Has anyone cooked a pig or any other meat in a BBQ pit covered with dirt or vegetation?

I'd like to try a 25# pig for starters. I'd like to know what you may have used to spice up the meat. I think I've got the pit construction down pretty good.
Thanks
Bob


----------



## CrashinKona (Mar 5, 2007)

Thats how i cook my moose roast for Christmas dinner.. takes about 7 hours, i slide some bratwurst in with the roast so its juicy.. i also like to add honey to it.. but its gotta be fresh honey. keep in mind we all have different pits for cooking.. and its kinda cold up here at christmas time..  My family started this tradition in texas back in the 70's. so i had to continue it.. My wife from up here looks at me like i'm nuts when i have to use the tractor to clear off my pit at christmas time.. :lol:


----------



## 280IM (Mar 28, 2005)

Would you 2 and anyone else go into detatil on how you pit roast meet. 
Thank You Dewey


----------



## CrashinKona (Mar 5, 2007)

I just dug a hole about 32 inches deep lined it with fireplace brinks (those are needed in the winter to keep the heat in the pit up here). made a stainless lid for it out of 1/4 inch plate (again to keep the heat in and make it faster to get the food out). i still cover the lid with dirt so its like a big oven.. I have the lid counter sunk so when i cover it all up with dirt its level in the back yard.. It is a lot simplier then what you think it needs to be. all your really doing is cooking in a oven made of earth. its the taste i love. seems to be a deeper taste to me and my family really enjoys it also.. :beer:

the biggest thing is you will have to try different woods. as they make your meals taste very different.. I do like cedar for wood but a bit spendy to get. spruce is kinda nasty tasting, I do like birtch with mesquiet wood or just mesquiet.

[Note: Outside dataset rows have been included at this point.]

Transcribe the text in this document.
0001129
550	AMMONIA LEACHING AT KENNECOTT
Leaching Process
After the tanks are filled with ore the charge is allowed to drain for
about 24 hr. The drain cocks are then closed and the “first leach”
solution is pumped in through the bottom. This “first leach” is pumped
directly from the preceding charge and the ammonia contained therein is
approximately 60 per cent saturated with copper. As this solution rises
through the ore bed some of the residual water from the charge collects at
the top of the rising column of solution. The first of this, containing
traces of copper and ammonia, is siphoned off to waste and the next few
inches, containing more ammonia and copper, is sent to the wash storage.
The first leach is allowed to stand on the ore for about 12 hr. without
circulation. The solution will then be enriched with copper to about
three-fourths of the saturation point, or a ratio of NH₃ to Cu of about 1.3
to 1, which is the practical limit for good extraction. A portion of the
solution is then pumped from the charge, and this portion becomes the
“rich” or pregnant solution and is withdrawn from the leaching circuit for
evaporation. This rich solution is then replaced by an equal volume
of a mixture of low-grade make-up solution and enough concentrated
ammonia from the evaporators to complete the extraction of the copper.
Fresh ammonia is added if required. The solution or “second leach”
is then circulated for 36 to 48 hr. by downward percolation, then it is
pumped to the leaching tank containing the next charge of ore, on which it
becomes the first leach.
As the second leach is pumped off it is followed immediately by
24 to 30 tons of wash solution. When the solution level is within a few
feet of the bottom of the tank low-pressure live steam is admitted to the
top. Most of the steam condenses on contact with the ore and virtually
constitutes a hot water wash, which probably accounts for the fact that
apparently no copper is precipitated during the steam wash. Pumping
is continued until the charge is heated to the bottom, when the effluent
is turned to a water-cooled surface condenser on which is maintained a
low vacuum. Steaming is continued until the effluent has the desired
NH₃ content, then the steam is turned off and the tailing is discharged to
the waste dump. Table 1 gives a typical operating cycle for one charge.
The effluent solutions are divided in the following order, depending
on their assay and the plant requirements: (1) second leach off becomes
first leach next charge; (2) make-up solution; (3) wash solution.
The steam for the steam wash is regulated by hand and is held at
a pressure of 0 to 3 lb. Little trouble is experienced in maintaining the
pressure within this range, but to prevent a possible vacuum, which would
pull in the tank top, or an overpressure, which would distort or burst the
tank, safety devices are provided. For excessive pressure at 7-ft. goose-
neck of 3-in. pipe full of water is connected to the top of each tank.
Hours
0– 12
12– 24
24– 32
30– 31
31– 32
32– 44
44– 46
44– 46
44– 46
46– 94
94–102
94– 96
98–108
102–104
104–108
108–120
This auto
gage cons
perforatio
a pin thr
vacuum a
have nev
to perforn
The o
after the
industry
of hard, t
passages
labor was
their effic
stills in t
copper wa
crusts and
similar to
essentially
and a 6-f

Let your good sized pile of wood burn down to coals and get the food on. i use three wraps of tinfoil to keep the meat from burning and from drying out. some people put the meat right on the fire, i prefer to use tin foil then i can add my veggies. :beer:

The new neibours looked at me strange when i went out and dug up a big tinfoil wrapped roast and placed it on the dinner table after removing the tin foil.


----------